Я вышел во двор первый, а потом смотрел, как солдаты один за другим покидали избу. Все вялые, помятые, многих пошатывало, и в них нельзя было узнать тех собранных, сжатых, как пружина, людей, которые час назад штурмовали село и выбили из него врагов.
Полковник вышел последним, и я, глянув на его мокрую и чуть приметно парившую гимнастерку, понял: он дал нам полчаса отдыха, стоял у дома и охранял спящих бойцов…
Во время атаки Чурмаева ранило в голову. Повязка его под фуражкой уже не так белела, была мокрой, как и все на нем, но все же выделяла его в ночи. Он приказал тут же, у дома, построиться, прошелся вдоль неровного строя, вглядываясь каждому в лицо.
— Немного нас, — сказал он и, поморщившись, дотронулся рукою до повязки. — Немного, но мы бойцы.
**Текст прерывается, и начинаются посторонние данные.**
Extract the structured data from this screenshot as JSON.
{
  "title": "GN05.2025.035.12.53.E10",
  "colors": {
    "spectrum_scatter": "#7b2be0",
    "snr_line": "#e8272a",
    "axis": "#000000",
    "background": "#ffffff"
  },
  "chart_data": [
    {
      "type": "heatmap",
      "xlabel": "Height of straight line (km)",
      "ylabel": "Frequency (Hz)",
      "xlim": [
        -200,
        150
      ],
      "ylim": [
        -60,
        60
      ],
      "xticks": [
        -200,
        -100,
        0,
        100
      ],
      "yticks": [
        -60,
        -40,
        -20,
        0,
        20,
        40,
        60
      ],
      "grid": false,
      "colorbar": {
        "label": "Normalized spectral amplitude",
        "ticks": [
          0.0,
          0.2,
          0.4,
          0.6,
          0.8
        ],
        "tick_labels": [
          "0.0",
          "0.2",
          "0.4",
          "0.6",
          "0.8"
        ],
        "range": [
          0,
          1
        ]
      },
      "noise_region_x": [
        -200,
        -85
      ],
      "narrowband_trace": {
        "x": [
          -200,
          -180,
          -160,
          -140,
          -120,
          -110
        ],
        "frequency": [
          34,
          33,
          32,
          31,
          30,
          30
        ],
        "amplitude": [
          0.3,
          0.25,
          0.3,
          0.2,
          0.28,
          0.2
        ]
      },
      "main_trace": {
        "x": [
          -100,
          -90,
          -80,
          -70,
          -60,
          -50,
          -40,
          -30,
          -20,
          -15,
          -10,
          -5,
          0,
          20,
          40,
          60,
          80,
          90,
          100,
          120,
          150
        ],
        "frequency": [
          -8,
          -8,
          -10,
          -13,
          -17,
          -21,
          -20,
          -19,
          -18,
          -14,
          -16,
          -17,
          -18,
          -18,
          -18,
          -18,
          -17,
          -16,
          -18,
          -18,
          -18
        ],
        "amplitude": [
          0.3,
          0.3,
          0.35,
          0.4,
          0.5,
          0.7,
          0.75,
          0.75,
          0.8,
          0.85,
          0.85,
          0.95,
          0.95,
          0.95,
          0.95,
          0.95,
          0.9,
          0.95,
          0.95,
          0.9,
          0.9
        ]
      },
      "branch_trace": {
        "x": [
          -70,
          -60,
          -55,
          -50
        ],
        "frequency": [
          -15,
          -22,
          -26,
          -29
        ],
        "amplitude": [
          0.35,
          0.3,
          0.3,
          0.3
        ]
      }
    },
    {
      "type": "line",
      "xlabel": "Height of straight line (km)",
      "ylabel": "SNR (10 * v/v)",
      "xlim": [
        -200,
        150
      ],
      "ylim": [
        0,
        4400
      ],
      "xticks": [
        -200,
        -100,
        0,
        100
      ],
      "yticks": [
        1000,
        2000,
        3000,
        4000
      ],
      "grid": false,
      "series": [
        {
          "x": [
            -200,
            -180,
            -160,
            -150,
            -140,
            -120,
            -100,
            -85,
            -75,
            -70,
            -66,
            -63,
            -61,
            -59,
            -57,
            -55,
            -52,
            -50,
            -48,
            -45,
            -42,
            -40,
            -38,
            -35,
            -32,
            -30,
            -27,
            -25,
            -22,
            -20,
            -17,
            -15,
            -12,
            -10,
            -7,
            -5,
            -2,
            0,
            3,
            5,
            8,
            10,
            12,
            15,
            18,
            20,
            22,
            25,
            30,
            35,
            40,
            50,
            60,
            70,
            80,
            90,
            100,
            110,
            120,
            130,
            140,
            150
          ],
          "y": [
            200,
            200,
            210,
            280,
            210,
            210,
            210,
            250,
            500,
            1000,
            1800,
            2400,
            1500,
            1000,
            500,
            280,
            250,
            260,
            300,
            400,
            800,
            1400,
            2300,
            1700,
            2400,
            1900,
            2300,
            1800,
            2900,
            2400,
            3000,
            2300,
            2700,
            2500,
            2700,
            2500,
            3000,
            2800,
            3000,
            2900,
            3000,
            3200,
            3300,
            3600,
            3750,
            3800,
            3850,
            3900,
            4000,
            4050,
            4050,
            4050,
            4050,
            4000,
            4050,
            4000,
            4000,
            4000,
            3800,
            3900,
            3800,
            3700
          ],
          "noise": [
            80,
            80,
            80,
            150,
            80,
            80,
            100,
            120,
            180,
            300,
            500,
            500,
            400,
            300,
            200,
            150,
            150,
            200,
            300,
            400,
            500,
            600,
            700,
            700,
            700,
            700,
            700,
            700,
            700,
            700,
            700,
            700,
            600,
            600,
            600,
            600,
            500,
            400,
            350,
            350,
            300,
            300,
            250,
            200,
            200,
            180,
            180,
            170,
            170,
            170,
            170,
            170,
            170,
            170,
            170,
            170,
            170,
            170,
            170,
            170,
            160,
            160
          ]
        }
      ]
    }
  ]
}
Боевая единица, и должны сохранить себя как боевую единицу, чтобы бить врага. — Он опять потянулся рукою к повязке, и его лицо дрогнуло от боли. — Мало нас, но мы бойцы, — повторил Чурмаев.
Я стоял рядом, видел его лицо и не знал, что ему больше доставляет боль: то, что мало нас, или его рана.
— Иди, комсорг, замыкающим, — приказал он мне. — А я пойду впереди.
Наша жидкая колонна двинулась, а я отошел на шаг и с жалостью смотрел на проходивших ребят. Не думал, что нас так мало, и боль командира, кажется, передалась мне. Еще когда мы сидели там, в лощине, и Чурмаев держал мою пилотку в руках, нас было человек сорок — пятьдесят. А сейчас я не насчитал и трех десятков.
Под ногами чавкал раскисший чернозем, и мы еле поспевали за командиром. Где-то впереди, видно, в балке, шумела вода. Чурмаев шел на этот шум. Поднялись на взгорок. Ночь была беззвездная, тревожные, набухшие от дождя облака закрывали небо, а Чурмаев вел нас прямо к бурлящему потоку на дне балки. Первым вошел в него, и мы все двинулись за ним. Вода доходила до пояса. Пришлось поднять над головою оружие и вещмешки.